NEW YORK, June 23. /TASS/. James Cameron, who directed the 1997 blockbuster ‘Titanic,’ said he was amazed at similarities between the 1912 tragedy and the recent accident involving the Titan submersible en route to the wreckage of the legendary ship.
According to Cameron, a number of leading experts in the deep-submergence engineering community wrote letters to the company, saying that the submersible "was too experimental to carry passengers and that it needed to be certified."
"I'm struck by the similarity of the Titanic disaster itself, where the captain was repeatedly warned about ice ahead of his ship and yet steamed at full speed into an ice field on a moonless night and many people died as a result," Cameron told ABC News.
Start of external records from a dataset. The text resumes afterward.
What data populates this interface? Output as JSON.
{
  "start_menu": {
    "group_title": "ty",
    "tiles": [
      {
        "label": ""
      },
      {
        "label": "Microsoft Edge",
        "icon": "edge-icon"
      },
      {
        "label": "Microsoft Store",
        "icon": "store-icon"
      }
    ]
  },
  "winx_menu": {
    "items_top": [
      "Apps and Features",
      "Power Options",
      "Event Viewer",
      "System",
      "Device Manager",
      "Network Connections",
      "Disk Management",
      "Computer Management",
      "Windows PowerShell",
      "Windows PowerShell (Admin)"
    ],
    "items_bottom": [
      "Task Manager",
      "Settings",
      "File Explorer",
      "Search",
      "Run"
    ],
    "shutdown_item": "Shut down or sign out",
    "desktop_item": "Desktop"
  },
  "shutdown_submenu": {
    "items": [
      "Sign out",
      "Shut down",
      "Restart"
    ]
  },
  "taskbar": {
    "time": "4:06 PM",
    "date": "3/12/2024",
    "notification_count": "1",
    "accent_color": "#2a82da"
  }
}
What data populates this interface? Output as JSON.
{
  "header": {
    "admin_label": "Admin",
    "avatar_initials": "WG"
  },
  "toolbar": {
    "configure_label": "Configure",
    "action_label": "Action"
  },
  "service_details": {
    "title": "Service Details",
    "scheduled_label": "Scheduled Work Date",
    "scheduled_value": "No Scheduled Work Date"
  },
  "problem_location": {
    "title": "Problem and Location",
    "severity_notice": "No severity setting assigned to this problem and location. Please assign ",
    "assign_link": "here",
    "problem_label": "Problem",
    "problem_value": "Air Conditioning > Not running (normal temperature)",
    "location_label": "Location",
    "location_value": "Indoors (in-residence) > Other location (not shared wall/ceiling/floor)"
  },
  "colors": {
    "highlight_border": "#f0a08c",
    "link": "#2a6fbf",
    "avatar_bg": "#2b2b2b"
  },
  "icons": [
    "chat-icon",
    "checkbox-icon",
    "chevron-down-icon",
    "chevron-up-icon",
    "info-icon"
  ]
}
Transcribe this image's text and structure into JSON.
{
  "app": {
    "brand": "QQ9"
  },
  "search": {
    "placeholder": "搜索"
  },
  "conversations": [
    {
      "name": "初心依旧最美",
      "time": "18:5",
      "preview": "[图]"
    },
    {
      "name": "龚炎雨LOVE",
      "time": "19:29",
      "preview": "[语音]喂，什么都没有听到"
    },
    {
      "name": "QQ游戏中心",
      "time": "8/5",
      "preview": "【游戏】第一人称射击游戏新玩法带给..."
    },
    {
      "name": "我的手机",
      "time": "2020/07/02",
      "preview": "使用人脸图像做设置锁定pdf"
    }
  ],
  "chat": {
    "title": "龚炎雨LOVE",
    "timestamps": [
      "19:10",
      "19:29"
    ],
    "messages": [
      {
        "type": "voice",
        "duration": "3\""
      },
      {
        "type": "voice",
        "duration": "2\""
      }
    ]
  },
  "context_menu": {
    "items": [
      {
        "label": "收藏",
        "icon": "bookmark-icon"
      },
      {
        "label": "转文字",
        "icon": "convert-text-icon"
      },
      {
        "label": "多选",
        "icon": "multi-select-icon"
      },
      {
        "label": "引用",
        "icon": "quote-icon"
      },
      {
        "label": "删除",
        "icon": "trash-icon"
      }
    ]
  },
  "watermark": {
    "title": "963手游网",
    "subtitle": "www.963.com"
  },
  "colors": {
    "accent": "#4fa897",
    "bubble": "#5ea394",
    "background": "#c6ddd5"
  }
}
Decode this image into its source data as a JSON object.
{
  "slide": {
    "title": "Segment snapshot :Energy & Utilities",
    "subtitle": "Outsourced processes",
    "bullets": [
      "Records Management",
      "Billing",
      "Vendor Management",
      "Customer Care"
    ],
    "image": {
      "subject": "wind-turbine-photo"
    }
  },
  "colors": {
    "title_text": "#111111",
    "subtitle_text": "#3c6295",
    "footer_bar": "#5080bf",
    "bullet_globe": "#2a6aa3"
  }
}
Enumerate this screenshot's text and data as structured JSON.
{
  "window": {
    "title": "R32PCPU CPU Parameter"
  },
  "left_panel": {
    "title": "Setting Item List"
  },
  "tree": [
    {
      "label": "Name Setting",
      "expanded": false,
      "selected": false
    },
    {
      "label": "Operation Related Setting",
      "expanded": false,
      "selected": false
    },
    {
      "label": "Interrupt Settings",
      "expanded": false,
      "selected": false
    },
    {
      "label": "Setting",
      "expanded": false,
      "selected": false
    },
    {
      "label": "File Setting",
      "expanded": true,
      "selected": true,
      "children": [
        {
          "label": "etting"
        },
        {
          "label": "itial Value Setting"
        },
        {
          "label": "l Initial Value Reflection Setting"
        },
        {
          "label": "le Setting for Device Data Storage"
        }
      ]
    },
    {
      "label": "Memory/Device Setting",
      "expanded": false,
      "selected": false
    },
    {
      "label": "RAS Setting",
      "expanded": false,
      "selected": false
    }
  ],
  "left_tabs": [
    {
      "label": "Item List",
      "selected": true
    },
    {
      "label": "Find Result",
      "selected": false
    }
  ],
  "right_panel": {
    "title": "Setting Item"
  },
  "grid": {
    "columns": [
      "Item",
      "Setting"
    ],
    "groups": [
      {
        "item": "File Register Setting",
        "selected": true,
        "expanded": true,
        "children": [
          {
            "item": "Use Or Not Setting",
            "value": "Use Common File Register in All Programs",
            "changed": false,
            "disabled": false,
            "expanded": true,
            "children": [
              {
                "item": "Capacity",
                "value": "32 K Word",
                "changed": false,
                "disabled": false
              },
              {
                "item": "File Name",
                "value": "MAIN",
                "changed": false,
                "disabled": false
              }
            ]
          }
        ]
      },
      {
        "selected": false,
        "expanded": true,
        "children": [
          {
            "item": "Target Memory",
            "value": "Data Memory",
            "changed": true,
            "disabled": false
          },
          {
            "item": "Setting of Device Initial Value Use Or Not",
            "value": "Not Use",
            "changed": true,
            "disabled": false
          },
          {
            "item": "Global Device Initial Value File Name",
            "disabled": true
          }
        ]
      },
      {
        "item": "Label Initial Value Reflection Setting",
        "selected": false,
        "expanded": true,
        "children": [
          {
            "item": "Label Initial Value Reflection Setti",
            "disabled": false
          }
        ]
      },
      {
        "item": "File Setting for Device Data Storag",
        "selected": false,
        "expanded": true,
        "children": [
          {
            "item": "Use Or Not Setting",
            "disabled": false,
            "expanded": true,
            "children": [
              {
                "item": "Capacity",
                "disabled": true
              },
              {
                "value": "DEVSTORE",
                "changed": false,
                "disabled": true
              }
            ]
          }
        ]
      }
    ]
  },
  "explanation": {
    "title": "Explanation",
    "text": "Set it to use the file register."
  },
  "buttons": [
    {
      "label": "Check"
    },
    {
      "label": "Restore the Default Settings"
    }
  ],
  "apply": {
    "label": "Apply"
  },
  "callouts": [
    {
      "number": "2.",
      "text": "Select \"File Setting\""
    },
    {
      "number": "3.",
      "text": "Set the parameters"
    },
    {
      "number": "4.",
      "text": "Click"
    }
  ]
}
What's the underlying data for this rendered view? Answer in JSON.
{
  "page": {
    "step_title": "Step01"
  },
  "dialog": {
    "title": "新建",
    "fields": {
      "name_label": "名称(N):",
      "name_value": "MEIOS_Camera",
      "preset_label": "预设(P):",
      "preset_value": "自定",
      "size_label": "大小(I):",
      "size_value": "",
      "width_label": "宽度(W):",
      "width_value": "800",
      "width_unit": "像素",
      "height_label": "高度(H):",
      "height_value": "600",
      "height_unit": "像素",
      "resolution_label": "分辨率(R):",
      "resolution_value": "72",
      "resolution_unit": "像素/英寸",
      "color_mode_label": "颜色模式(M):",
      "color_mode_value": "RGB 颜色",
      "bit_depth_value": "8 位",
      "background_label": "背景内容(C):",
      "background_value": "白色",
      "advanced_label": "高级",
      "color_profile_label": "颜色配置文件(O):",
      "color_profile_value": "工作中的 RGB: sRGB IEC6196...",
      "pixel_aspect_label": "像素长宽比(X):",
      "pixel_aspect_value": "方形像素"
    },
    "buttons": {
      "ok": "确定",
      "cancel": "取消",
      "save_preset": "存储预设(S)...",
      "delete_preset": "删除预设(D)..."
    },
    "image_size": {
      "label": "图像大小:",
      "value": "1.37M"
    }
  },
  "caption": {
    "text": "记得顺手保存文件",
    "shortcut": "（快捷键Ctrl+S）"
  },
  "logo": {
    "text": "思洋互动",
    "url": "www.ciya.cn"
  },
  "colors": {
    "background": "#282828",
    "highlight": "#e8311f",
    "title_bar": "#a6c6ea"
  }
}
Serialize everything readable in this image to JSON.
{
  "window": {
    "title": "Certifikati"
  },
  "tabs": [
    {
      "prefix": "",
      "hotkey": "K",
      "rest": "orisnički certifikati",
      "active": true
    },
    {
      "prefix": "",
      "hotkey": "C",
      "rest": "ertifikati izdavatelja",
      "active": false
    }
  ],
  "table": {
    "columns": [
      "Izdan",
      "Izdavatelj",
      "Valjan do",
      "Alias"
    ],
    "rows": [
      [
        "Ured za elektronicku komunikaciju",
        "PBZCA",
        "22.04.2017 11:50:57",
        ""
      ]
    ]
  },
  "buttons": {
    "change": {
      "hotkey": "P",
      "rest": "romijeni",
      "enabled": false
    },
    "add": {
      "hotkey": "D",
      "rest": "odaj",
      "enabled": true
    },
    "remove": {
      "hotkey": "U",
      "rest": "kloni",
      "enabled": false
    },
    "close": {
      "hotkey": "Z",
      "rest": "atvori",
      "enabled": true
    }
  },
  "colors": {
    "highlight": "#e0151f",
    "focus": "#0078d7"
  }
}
"And with a very similar tragedy where warnings went unheeded to take place at the same exact site with all the diving that's going on all around the world I think it's just astonishing. It's really quite surreal," said the director, who made a dozen of dives aboard Russian Mir-1 and Mir-2 submersibles to the wreckage of the Titanic, lying on Atlantic seabed some 640km southeast of the Newfoundland coast, at the depth of 3,800 meters.
On June 19, the OceanGate Expeditions company announced that it had lost communication with the Titan sub, which was taking tourists to the site of the Titanic wreckage. According to the US Coast Guard, there were five people inside the vessel; communication was lost about 1 hour 45 minutes after diving on June 18. The submersible’s passengers were OceanGate Expeditions President and Founder Stockton Rush, French aquanaut Paul-Henri Nargeolet, British billionaire Hamish Harding, owner of Action Aviation, Pakistani-born British businessman Shahzada Dawood and his son Suleman.
Late on Thursday the US Coast Guard confirmed that the wreckage, previously discovered during a search operation, was from the Titan. An examination revealed that fragments of the submersible had signs "consistent with a catastrophic implosion," and all its passengers were declared dead.